Friday the 13th, from Pueblo to Hutchinson: The nearly complete oeuvre of Linkin Park. The tonal disconnect between miles of low-key pastoral settings and, say, “Bleed It Out” was an effective way of keeping me awake and on my toes. This really didn’t bother me as much as it would other listeners my age. I could sense my wife’s eyes glazing over at times, though.
Saturday the 14th, from Hutchinson to Webb City: Over five hours Owl City, including the latest EP, Adam Young’s older works under the stage name Sky Sailing, and a few solo efforts from the nice lady who sings with him on album tracks. It was a veritable comprehensive boxed-set that kept our spirits up through the long backroads of southern Kansas (including one genuine dirt road) and the skeletal remains of Route 66.
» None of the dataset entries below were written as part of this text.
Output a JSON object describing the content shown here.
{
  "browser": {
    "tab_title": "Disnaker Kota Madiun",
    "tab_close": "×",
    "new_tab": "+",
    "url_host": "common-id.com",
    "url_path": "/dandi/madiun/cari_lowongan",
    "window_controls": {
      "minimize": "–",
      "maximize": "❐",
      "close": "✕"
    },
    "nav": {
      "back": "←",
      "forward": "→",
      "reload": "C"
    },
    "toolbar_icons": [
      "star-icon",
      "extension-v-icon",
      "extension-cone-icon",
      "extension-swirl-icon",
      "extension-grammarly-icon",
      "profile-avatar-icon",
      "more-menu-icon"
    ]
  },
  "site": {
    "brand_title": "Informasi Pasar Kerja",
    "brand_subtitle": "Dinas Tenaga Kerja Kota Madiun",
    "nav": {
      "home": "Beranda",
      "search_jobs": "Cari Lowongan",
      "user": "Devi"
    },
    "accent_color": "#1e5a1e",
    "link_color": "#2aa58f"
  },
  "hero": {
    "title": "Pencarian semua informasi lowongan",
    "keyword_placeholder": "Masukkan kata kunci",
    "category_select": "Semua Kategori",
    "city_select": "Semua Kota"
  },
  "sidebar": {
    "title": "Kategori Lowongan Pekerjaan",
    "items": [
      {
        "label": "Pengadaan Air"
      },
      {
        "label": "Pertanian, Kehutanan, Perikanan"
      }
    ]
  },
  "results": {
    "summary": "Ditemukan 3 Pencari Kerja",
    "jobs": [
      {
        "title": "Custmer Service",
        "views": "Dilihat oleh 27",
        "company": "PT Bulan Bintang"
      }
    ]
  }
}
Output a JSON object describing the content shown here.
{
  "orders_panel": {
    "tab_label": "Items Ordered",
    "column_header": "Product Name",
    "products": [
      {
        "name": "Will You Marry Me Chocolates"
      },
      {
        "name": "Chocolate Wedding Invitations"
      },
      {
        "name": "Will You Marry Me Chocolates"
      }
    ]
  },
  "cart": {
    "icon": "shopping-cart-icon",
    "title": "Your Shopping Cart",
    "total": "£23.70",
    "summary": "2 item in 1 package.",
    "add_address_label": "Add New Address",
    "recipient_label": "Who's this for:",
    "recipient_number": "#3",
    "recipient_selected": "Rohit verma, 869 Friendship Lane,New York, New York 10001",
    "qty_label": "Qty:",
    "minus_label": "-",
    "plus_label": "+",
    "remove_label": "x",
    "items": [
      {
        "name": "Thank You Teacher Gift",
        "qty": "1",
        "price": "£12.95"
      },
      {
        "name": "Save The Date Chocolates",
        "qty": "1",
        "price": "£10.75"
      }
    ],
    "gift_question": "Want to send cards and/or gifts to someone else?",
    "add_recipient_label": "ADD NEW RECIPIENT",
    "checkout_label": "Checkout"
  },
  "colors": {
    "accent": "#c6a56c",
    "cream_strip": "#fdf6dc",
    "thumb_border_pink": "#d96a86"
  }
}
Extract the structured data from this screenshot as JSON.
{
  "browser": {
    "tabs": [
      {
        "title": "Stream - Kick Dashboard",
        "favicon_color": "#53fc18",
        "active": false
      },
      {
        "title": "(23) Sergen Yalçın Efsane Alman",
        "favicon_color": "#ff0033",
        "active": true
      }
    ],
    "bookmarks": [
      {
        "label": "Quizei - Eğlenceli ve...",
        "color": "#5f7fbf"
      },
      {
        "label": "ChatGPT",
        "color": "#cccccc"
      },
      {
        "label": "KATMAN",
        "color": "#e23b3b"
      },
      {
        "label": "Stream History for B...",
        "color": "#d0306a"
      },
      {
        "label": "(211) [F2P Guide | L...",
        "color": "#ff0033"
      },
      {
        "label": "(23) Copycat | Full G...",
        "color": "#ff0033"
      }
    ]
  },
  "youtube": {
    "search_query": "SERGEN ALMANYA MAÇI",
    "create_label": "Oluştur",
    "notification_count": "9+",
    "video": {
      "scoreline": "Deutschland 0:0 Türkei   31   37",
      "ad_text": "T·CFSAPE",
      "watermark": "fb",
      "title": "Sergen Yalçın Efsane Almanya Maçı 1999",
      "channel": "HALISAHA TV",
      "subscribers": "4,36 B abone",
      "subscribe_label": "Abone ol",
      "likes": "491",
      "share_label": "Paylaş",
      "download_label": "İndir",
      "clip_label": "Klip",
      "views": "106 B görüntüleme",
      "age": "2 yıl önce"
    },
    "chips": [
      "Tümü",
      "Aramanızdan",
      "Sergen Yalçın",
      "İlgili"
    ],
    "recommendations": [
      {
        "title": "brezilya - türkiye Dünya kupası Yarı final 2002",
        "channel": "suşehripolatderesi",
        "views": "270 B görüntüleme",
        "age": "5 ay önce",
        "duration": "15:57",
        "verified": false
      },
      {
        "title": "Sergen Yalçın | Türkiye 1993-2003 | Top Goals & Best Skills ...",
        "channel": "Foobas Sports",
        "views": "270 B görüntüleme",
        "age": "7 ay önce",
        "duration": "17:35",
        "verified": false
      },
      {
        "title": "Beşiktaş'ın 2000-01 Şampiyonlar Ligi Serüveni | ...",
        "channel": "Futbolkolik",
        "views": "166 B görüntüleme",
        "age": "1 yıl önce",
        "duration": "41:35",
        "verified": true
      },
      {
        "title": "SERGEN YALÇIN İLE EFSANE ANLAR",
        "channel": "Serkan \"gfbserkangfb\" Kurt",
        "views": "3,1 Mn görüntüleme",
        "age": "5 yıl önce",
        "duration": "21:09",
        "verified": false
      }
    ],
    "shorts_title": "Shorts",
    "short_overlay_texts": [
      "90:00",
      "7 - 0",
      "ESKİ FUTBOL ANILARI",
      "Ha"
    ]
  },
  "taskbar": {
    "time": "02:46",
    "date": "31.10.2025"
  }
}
Today the 15th, from Webb City to Indianapolis: Nine-hour Japanese pop/rock marathon. Much of it was over my head or outside my fields of interest, but I’ll cop to bopping along to infectious tunes by Momoiro Clover Z, Stance Punks, Noanowa (their insanely contagious “Have a Good Day!” is the anti-“Call Me Maybe” in my book), Orange Range, Stereopony, Psychic Lover, and JAM Project. When my son first proposed the music schedule, I wasn’t sure this was the right soundtrack to conclude a vacation. On the other hand, I couldn’t help feeling a little extra triumphant reentering Indiana at long last while escorted by SUPER SONIC FULL SOUL DYNAMITE.
We arrived home about 8 p.m., elated to find our possessions intact, avoiding direct eye contact with the poor lawn, annoyed at the package left on our porch Lord-knows-how-many days ago, and physically ready for immediate bedtime. Alas, chores and tasks needed to be done, least of all this conclusion to acknowledge that we’re alive, home, and hoping to work our way back up to “well” in short order.
Nine days. Five states. 2,887 miles. 828 photos to sort. One mountaintop. Fourteen stops for gas. Ten tons of San Diego Comic Con news-skimming to catch up. Innumerable sights and memories.